I was in graduate school when I wrote my first “big grant” and was so confident I decided to share it with an advisor about 24 hours before it was due. You know, to get a little pat on the back before submitting. So imagine my shock when she called and asked, “Have you submitted this to the University’s Department of Sponsored Research?” Cue record scratch. No. No I had not submitted it to the Department of Sponsored Research. I had no idea what the Department of Sponsored Research was or how it was about to make the next 24 hours one of the biggest learning experiences of my life.
What I soon discovered was that our University’s internal process involved approval by the Department Chair (who was out of town) and the Dean (who was out on medical leave), more paperwork than the actual grant itself (including a waiver for biomedical test subjects), and an average processing time of 2-3 weeks. The University recommended submitting grants to the Department of Sponsored Research a full month before it was due, and I had 24 hours. Over those 24 hours I made a lot of people angry, broke a lot of trust, and learned a lot of lessons.

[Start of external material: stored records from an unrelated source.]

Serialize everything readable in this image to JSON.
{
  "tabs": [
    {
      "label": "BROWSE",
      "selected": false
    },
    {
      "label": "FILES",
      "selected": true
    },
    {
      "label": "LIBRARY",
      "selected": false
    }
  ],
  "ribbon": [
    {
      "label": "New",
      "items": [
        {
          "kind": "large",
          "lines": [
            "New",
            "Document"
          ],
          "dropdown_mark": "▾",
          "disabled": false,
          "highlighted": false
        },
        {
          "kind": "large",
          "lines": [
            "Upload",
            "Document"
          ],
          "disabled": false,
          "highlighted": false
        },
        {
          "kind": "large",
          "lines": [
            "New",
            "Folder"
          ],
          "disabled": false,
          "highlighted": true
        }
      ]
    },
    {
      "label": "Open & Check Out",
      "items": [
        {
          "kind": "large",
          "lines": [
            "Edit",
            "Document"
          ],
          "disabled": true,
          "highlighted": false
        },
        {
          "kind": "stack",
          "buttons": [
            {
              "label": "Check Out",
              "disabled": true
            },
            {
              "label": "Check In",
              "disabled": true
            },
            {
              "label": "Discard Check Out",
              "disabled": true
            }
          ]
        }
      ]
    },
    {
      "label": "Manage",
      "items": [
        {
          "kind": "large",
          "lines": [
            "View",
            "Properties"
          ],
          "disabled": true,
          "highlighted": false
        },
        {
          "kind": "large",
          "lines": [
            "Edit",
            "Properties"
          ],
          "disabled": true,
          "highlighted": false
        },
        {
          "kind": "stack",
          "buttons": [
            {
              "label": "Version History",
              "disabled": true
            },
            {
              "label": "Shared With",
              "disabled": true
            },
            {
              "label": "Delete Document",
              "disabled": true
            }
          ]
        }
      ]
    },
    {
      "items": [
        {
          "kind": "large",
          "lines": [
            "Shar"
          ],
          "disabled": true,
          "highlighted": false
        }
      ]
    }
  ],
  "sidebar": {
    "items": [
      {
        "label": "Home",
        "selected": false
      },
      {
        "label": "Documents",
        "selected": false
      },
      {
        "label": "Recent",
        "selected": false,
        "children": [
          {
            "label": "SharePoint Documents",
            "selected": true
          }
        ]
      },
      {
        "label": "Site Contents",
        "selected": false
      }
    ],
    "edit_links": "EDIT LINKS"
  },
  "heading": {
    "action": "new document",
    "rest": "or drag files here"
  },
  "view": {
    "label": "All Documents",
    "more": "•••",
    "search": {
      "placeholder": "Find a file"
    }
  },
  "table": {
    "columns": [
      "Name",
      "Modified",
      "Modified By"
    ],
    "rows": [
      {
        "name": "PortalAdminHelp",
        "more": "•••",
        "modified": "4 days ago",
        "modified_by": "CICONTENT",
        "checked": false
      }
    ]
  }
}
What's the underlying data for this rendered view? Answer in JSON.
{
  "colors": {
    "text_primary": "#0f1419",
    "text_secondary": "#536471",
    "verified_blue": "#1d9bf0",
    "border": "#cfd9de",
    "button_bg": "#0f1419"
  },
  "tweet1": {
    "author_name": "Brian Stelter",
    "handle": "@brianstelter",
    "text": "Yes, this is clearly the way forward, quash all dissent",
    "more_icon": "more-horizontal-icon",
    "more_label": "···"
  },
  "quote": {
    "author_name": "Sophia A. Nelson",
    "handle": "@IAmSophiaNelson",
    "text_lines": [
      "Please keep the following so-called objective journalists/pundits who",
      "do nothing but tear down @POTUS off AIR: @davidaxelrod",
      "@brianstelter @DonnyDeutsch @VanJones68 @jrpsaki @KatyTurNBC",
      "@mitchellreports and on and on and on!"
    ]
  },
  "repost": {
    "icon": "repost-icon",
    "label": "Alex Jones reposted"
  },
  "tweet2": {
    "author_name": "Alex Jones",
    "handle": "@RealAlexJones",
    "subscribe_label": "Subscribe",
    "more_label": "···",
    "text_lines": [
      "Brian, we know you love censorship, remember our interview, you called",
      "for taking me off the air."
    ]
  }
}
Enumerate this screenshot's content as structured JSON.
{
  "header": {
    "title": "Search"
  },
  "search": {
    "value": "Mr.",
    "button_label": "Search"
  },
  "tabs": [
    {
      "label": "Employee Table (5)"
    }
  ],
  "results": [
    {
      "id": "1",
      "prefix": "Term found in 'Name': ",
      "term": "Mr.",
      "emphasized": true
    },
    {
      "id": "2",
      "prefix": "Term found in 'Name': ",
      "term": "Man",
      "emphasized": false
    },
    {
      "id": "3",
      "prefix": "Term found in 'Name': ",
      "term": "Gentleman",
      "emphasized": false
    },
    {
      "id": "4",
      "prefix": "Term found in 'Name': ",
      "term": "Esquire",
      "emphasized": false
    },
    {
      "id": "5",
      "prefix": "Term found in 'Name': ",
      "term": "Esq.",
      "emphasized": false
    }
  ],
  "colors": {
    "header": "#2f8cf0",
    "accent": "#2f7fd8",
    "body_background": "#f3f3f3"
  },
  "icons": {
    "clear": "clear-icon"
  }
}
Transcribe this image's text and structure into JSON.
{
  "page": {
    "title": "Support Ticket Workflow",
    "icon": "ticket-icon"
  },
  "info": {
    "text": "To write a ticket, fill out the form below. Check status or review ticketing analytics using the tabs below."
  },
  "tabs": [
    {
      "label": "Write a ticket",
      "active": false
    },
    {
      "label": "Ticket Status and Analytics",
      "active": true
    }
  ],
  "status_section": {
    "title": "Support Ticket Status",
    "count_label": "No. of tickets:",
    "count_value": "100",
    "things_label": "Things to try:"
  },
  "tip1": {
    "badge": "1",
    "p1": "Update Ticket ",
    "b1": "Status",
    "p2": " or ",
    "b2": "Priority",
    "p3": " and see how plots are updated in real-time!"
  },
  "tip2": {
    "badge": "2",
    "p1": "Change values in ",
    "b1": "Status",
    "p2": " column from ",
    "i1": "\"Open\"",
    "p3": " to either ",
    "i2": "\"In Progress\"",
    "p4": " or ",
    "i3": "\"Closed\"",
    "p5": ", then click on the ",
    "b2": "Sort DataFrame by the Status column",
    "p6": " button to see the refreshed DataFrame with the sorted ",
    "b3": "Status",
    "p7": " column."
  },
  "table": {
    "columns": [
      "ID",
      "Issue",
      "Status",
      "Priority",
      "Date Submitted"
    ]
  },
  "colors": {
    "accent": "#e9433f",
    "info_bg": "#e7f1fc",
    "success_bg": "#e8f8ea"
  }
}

Now that I am on the other end of grant making I try to share those and other lessons with teachers and arts organizations. I get how frustrating, confusing, and overwhelming grant writing can be and understand the urge to give up. But I also understand that grants can mean a child experiences the magic of theatre for the first time. They can mean an art teacher acquires the supplies to teach print making to a future designer. Grants can help narrow gaps, improve equity, and be the reason a child holds an instrument in their hands and thinks “I can do this.”